Against Fiji last Saturday, England secured a seven try, 54-12 victory, with Flood scoring 17 points. The 27-year-old looks back fondly to the 2010 victory but he is under no illusions of the threat that the Wallabies pose and will not be dwelling too much on history.
"It was a good day for us. We started okay and we were lucky to be up on scoreboard early on," said Flood.
"The game grew from there and we were happy with the way we dealt with the match and managed the side, the collision speed and everything we were doing just got better as the game went on so it was a good day all round.
"It was probably one of the standout performances of that year so we were happy with that but we are not hanging our hats on that really as a lot has happened since. There has been a lot of water under the bridge in two years. They are a different side and we are certainly a different side."
Australia lost 33-6 to France last weekend but Flood has noted their form in the recent Rugby Championship, which included a creditable 18-18 draw with the All Blacks.
The former Newcastle Falcon says there is an extra edge to training this week, with everyone anticipating an increase in intensity.
“They are a team that have played at high level for the past few months and they have just come out the back of the four nations which is incredible Test match rugby,” said Flood.
“They will be fully amped up. We know it’s the end of a long season for them but they are a group of fantastic individuals and when they get it right and play as a team, and they evolve their game on top of you throughout the match they show that they are a fantastic side.
“We are wary of what they have to offer and there is a little tingle and little spark this week in the camp as we realise that the intensity level will go up dramatically this weekend.”
England had only faced Fiji four times before last weekend’s clash and they still have a 100 percent success rate against the Pacific Islanders, who are ranked 14th in the world.
Australia are ranked third and while they may be missing key personnel such as David Pocock and Will Genia, they are still expected to challenge what is still a relatively new England side.
Within Stuart Lancaster’s constantly evolving England squad is fullback Alex Goode, who made an eye-catching Twickenham debut last weekend against the Fijians.
Having played both fullback and flyhalf for Saracens, Goode said before the match that he would be aiming to take pressure off Flood.
At times he stood at first receiver and provided assists for three of the first four tries, much to the delight of Flood.
“The benefit of Alex is that you have a guy who is used to filling it at first receiver and who does it for this club,” said Flood.

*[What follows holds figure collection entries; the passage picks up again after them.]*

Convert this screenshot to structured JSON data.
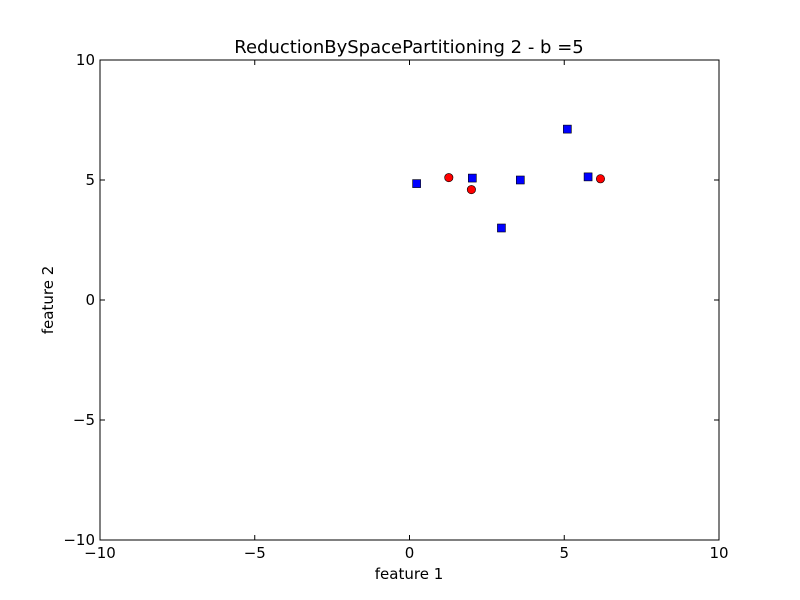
{
  "chart_data": {
    "type": "scatter",
    "title": "ReductionBySpacePartitioning 2 - b =5",
    "xlabel": "feature 1",
    "ylabel": "feature 2",
    "xlim": [
      -10,
      10
    ],
    "ylim": [
      -10,
      10
    ],
    "xticks": [
      -10,
      -5,
      0,
      5,
      10
    ],
    "yticks": [
      -10,
      -5,
      0,
      5,
      10
    ],
    "xtick_labels": [
      "−10",
      "−5",
      "0",
      "5",
      "10"
    ],
    "ytick_labels": [
      "−10",
      "−5",
      "0",
      "5",
      "10"
    ],
    "grid": false,
    "series": [
      {
        "marker": "square",
        "color": "#0000ff",
        "points": [
          {
            "x": 0.23,
            "y": 4.85
          },
          {
            "x": 2.03,
            "y": 5.08
          },
          {
            "x": 3.58,
            "y": 5.0
          },
          {
            "x": 2.97,
            "y": 3.0
          },
          {
            "x": 5.1,
            "y": 7.12
          },
          {
            "x": 5.77,
            "y": 5.13
          }
        ]
      },
      {
        "marker": "circle",
        "color": "#ff0000",
        "points": [
          {
            "x": 1.27,
            "y": 5.1
          },
          {
            "x": 2.0,
            "y": 4.6
          },
          {
            "x": 6.17,
            "y": 5.05
          }
        ]
      }
    ]
  }
}
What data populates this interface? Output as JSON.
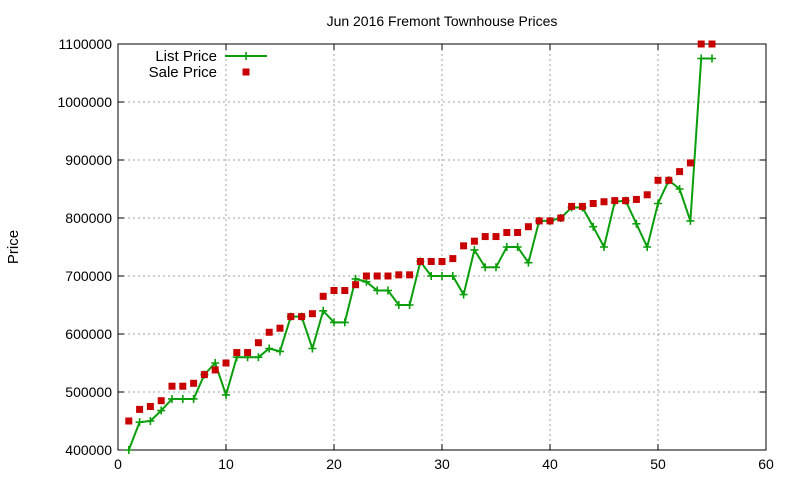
{
  "chart_data": {
    "type": "line",
    "title": "Jun 2016 Fremont Townhouse Prices",
    "xlabel": "",
    "ylabel": "Price",
    "xlim": [
      0,
      60
    ],
    "ylim": [
      400000,
      1100000
    ],
    "xticks": [
      0,
      10,
      20,
      30,
      40,
      50,
      60
    ],
    "yticks": [
      400000,
      500000,
      600000,
      700000,
      800000,
      900000,
      1000000,
      1100000
    ],
    "grid": true,
    "legend_position": "top-left",
    "series": [
      {
        "name": "List Price",
        "style": "line-plus",
        "color": "#0a9e0a",
        "x": [
          1,
          2,
          3,
          4,
          5,
          6,
          7,
          8,
          9,
          10,
          11,
          12,
          13,
          14,
          15,
          16,
          17,
          18,
          19,
          20,
          21,
          22,
          23,
          24,
          25,
          26,
          27,
          28,
          29,
          30,
          31,
          32,
          33,
          34,
          35,
          36,
          37,
          38,
          39,
          40,
          41,
          42,
          43,
          44,
          45,
          46,
          47,
          48,
          49,
          50,
          51,
          52,
          53,
          54,
          55
        ],
        "y": [
          400000,
          448000,
          450000,
          468000,
          488000,
          488000,
          488000,
          530000,
          550000,
          495000,
          560000,
          560000,
          560000,
          575000,
          570000,
          630000,
          630000,
          575000,
          640000,
          620000,
          620000,
          695000,
          690000,
          675000,
          675000,
          650000,
          650000,
          725000,
          700000,
          700000,
          700000,
          668000,
          745000,
          715000,
          715000,
          750000,
          750000,
          723000,
          795000,
          795000,
          800000,
          818000,
          818000,
          785000,
          750000,
          828000,
          830000,
          790000,
          750000,
          825000,
          865000,
          850000,
          795000,
          1075000,
          1075000
        ]
      },
      {
        "name": "Sale Price",
        "style": "square",
        "color": "#c80000",
        "x": [
          1,
          2,
          3,
          4,
          5,
          6,
          7,
          8,
          9,
          10,
          11,
          12,
          13,
          14,
          15,
          16,
          17,
          18,
          19,
          20,
          21,
          22,
          23,
          24,
          25,
          26,
          27,
          28,
          29,
          30,
          31,
          32,
          33,
          34,
          35,
          36,
          37,
          38,
          39,
          40,
          41,
          42,
          43,
          44,
          45,
          46,
          47,
          48,
          49,
          50,
          51,
          52,
          53,
          54,
          55
        ],
        "y": [
          450000,
          470000,
          475000,
          485000,
          510000,
          510000,
          515000,
          530000,
          538000,
          550000,
          568000,
          568000,
          585000,
          603000,
          610000,
          630000,
          630000,
          635000,
          665000,
          675000,
          675000,
          685000,
          700000,
          700000,
          700000,
          702000,
          702000,
          725000,
          725000,
          725000,
          730000,
          752000,
          760000,
          768000,
          768000,
          775000,
          775000,
          785000,
          795000,
          795000,
          800000,
          820000,
          820000,
          825000,
          828000,
          830000,
          830000,
          832000,
          840000,
          865000,
          865000,
          880000,
          895000,
          1100000,
          1100000
        ]
      }
    ]
  }
}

“He helps facilitate when structuring things in the game and helps make it quite fluid when he is at first receiver and I am at second, and vice versa.
“He has the ability to call ball to space and he had a very strong game in the way that he moved and manipulated defenders.
“He is slightly different to normal fullbacks as he is not just a strong runner and good under the high ball, but also has a good ability to create space for others because of his quick feet and knowledge of playing at 10.
“It doesn’t change the way I play drastically as you have to play within the same structure of the side, but it does give you options of two ball players.
“The Kiwis have always had first and second five eights and having two ball players on the pitch is really important on how the backline functions.”